In a January interview, Romania's ambassador to the Vatican, Teodor Baconsky, said long-running Catholic-Orthodox disputes in his country had been seen as a “great shortcoming” abroad.

“It's important that this Pope visits Romania, since no other communism-defeating Pole will sit on the throne of St. Peter — a Pole who embodies post-war history and thinks like us,” Baconsky told his country's Ziua daily.

“He knows and admires Orthodoxy, and is one of us in his sensitivity, culture and outlook. We need his presence to show our Orthodox Church is self-governing and doesn't receive orders from any other — that Orthodoxy isn't a handicap barring the way to the European Union.”

That kind of realization should provide fertile ground for wise Church leaders to work on, in appeasing the legitimate fears and anxieties which persist on both sides.

Hope on the Horizon

Not all signs are bleak anyway.

In December, Russia's Orthodox, Jewish, Muslim and Buddhist leaders set up a Permanent Interfaith Council, and said they planned to invite Catholics too.

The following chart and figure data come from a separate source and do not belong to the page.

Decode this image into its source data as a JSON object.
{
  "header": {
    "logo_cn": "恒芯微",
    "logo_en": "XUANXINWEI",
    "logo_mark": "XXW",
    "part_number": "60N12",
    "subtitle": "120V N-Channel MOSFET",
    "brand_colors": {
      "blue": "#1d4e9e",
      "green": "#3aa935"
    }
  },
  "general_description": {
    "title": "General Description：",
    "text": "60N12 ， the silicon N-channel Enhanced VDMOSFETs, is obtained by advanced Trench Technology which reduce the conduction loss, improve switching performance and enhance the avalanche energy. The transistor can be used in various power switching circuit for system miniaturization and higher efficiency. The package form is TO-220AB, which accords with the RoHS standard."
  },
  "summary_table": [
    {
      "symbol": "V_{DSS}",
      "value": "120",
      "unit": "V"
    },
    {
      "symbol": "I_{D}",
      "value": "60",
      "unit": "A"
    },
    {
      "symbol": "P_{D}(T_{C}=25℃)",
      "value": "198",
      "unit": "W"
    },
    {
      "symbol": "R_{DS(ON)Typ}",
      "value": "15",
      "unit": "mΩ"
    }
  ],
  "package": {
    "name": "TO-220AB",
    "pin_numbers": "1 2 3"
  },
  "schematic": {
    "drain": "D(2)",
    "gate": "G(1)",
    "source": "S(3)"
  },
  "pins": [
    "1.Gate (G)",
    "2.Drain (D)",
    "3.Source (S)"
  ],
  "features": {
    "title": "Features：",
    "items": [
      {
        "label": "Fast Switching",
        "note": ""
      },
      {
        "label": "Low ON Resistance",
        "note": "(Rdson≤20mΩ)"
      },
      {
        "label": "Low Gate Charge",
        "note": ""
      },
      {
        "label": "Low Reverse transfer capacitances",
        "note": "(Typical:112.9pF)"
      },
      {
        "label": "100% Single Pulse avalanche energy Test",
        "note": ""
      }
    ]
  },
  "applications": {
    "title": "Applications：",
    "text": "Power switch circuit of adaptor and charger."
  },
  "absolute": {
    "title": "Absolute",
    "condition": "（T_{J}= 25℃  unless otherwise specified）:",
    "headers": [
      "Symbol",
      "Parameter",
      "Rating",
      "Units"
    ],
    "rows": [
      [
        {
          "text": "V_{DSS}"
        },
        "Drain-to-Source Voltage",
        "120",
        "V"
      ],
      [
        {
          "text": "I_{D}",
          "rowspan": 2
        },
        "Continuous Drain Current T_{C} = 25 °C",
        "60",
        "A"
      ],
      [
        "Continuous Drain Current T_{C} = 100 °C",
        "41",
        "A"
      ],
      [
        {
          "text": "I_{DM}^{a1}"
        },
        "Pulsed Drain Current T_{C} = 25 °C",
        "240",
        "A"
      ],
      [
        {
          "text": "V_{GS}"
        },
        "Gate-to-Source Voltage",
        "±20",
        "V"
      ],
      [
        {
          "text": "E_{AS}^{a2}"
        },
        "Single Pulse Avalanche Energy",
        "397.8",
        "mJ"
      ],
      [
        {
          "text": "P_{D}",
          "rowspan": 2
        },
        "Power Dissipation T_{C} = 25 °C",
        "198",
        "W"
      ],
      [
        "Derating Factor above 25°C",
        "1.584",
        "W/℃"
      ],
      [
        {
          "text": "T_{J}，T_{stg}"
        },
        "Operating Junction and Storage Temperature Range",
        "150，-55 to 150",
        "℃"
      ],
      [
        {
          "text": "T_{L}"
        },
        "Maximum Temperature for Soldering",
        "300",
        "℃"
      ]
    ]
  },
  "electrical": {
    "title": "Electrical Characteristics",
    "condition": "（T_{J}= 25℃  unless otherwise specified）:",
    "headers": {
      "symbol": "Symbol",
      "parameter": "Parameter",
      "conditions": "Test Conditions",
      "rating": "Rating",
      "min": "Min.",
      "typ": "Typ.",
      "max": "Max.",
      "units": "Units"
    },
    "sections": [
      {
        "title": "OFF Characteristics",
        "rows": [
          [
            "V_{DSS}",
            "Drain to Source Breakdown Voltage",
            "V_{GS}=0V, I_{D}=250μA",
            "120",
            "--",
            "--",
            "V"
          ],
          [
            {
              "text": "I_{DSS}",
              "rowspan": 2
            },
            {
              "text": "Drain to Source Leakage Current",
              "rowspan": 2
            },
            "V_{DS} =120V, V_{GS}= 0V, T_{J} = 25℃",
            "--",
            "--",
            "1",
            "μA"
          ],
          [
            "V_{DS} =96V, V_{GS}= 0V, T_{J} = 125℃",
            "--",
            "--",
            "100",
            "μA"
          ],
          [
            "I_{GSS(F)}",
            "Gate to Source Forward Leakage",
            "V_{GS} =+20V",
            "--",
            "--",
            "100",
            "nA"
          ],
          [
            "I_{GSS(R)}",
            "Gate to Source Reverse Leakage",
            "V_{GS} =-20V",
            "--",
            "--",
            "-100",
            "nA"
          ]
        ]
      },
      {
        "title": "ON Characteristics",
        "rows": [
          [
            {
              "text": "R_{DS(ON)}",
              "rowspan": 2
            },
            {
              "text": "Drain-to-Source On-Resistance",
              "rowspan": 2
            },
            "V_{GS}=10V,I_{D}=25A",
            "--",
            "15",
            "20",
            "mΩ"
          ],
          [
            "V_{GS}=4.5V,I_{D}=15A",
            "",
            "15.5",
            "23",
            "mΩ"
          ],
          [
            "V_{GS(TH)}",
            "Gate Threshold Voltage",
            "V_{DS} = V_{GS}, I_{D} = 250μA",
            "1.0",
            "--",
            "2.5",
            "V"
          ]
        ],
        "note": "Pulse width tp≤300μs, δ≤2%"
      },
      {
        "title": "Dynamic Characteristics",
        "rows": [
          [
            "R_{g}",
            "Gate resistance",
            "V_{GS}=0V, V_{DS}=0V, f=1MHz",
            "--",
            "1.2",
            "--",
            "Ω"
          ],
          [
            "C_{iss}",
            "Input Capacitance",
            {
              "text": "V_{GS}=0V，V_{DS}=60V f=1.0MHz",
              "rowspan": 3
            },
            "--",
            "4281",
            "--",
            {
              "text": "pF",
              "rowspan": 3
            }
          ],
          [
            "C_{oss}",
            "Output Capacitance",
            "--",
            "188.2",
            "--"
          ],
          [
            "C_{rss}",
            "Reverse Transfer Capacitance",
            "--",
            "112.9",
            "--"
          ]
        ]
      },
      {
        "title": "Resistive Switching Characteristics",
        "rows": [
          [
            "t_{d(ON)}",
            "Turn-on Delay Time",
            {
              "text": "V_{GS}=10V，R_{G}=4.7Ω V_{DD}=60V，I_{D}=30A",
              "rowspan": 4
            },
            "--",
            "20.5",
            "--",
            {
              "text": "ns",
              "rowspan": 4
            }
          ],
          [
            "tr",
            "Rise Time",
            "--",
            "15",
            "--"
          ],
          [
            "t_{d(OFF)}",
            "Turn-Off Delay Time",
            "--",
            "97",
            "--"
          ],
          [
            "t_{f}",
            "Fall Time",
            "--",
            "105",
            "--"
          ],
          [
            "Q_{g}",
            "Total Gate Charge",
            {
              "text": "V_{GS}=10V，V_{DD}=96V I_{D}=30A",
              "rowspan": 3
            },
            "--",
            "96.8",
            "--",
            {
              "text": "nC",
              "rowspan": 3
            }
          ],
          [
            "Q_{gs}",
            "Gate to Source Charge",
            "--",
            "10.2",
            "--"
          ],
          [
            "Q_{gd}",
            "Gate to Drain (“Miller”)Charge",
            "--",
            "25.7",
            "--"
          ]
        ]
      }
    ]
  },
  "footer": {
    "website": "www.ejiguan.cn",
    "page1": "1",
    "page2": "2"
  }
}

Meanwhile, President Boris Yeltsin is expected to meet Catholic leaders when he pays a millennium visit to Bethlehem next December. This month, an international Orthodox council met in Switzerland to prepare an Inter-Orthodox Synod, which could go some way toward bridging the divide with other denominations.

In a poll of 5,000 Russians last November by the Center for International Social Surveys, half revealed they knew virtually nothing about the Catholic Church and opposed talk of Christian reunification.

But just as many wanted closer ties and saw many possibilities for Catholic-Orthodox cooperation. Those who knew something about the Pope were sympathetic and often enthusiastic. Most sensed prejudices and stereotypes would break down as contacts increased.

That's the kind of common-sense tolerance which was evident at Sheremetiev airport, when Russian officials guided St. Thérèse's relics through customs in time for the morning mass at St. Ludvik's.

After Moscow and St. Petersburg, the reliquary will travel to Catholic parishes in 19 Russian towns, from Smolensk, Pskov and Novgorod, to Omsk, Irkutsk and Vladivistok, before being transported to the United States for its 11th national tour.

Besides being a patron of France, St. Thérèse (1873-97) is a co-patron of Christian missions. But that means missions of mercy and love, not missions of rivalry and rejection.

“Today's young generation finds itself at a crossroads, and is trying to find its own way in life among so many temptations,” Archbishop Kondrusiewicz told Catholics in his pastoral letter.

“In these conditions, we need St. Thérèse to shine for us like a polestar.”

Jonathan Luxmoore writes from Warsaw, Poland.